Executives touted the company’s attributes during Stronghold’s Thursday earnings call. 

It has 130 megawatts (MW) of energized data center capacity with an installed hash rate of 4.1 exahash per second. Stronghold also owns 750 or so acres of land, as well as the transmission lines that connect its assets to the PJM grid.

Stronghold’s current capacity could expand to more than 400 MW, with a potential focus on supporting the growing segments of AI and machine learning, Stronghold Greg Beard said on the call.

“We own a portfolio of hard assets where every known available comparable valuation is significantly in excess of the public market price of Stronghold today,” Beard noted. “Recognizing this dislocation, we have initiated a process to do something about it.”

The company has hired financial and legal advisors as part of a “formal strategic review process,” the company said in a Thursday news release.

Stronghold is considering “the sale of all or part of the company,” or another transaction that involves some or all of its assets, it added in a statement.

The company’s stock price was $3.16 at 12 pm ET — down 52% year to date.

This price plummet so far this year is more than most of the mining industry’s largest public competitors. Bitcoin mining behemoths Marathon Digital, Riot Platforms and Hut 8 for example, have seen share prices drop between 28% and 35% so far this year. 

Core Scientific stock is down just 5%, while CleanSpark is up 44% from the start of 2024.

Read more: How the Bitcoin halving could impact ailing mining stocks

Stronghold tallied net income of $5.8 million during the first quarter, executives said Thursday.
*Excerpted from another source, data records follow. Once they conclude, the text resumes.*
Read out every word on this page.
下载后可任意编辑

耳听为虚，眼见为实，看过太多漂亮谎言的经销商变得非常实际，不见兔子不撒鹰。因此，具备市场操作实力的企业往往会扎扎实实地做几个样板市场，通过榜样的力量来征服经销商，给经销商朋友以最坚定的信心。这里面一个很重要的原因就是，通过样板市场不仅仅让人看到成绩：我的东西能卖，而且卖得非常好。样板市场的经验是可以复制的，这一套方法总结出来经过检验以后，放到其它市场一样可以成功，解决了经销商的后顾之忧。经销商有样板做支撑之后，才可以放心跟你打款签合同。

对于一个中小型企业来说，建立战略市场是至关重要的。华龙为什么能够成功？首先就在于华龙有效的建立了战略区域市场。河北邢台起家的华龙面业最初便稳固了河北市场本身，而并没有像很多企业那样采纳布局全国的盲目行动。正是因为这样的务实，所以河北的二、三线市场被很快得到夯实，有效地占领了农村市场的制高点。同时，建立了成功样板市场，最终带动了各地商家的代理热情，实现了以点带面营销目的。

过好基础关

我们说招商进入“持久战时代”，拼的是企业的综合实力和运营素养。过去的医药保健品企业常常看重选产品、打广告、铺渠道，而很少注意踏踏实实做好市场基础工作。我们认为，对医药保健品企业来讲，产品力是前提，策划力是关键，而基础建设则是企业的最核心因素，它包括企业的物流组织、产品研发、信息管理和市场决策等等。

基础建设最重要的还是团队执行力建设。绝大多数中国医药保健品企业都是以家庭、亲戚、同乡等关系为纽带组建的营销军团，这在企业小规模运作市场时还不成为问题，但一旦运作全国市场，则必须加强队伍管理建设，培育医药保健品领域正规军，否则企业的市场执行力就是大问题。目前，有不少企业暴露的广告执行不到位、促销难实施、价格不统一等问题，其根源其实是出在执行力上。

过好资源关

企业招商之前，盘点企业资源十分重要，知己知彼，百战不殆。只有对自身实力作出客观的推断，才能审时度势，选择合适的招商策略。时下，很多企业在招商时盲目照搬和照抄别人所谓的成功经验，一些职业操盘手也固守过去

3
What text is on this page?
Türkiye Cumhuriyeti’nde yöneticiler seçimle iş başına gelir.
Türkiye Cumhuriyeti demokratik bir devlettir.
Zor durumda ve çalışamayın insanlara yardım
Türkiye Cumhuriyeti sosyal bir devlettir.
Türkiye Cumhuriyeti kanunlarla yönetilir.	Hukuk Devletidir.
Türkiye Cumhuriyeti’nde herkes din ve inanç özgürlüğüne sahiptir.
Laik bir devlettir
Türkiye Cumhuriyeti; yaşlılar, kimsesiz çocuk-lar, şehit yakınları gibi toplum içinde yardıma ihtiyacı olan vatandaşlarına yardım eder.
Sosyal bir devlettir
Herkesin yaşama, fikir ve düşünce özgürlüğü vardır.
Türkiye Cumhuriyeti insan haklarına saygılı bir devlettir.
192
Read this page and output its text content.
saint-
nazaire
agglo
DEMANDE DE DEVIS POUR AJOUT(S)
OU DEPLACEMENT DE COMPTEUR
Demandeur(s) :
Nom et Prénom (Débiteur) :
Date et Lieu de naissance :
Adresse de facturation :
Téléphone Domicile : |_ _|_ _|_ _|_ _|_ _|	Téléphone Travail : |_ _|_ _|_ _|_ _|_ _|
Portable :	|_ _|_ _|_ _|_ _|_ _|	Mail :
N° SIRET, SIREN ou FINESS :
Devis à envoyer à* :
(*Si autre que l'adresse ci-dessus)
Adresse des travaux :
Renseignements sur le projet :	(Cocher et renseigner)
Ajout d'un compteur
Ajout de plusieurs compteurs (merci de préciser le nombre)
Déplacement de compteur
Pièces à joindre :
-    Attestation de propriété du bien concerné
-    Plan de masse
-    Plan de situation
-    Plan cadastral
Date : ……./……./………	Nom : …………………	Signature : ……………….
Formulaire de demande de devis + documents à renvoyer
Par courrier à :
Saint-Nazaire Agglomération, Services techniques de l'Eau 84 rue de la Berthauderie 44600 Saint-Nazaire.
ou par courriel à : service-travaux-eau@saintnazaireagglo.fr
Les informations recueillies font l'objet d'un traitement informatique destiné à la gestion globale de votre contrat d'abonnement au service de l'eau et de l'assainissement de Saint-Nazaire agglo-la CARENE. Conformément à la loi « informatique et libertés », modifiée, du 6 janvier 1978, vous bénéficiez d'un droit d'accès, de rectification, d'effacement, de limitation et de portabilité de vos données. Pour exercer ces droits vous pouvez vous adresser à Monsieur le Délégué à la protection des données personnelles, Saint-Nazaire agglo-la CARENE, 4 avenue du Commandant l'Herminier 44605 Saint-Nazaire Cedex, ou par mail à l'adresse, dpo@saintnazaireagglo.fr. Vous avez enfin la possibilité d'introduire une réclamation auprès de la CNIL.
It held $8 million in combined cash and bitcoin on its balance sheet, as of April 30, including 26 BTC.

Beard said Stronghold trades at more than a 70% discount on an enterprise value to hash rate capacity basis.

“While factors such as scale and leverage could explain a modest discount, trading at a fraction of our peers’ multiple continues to be hard for us to understand,” he added.

The Stronghold CEO previously told Blockworks that selling the company, or its assets, to an interested industry peer would be “something to consider.” 

“Generally speaking, companies that are misunderstood by the public market that have actual attributes and value that can be valued by other public companies…tend to be realized in that way,” Beard said last month. 

Read more: Financial trouble for bitcoin miners: A look back, and ahead as the halving looms 

Joe Flynn, an analyst at Compass Point Research and Trading, wrote in an April 9 research note that Stronghold’s debt and limited access to capital markets put it in a tough position. 

It could potentially reduce expenses and “high overhead” as a small public company by selling its “valuable” infrastructure and access to power, he added.

The Stronghold executives said there is no timetable for when its strategic review process will be complete. 

They then abruptly ended Thursday’s earnings call.

Beard said: “Given the sensitivity of the process that we’ve undertaken, we are not going to have a Q&A session today.”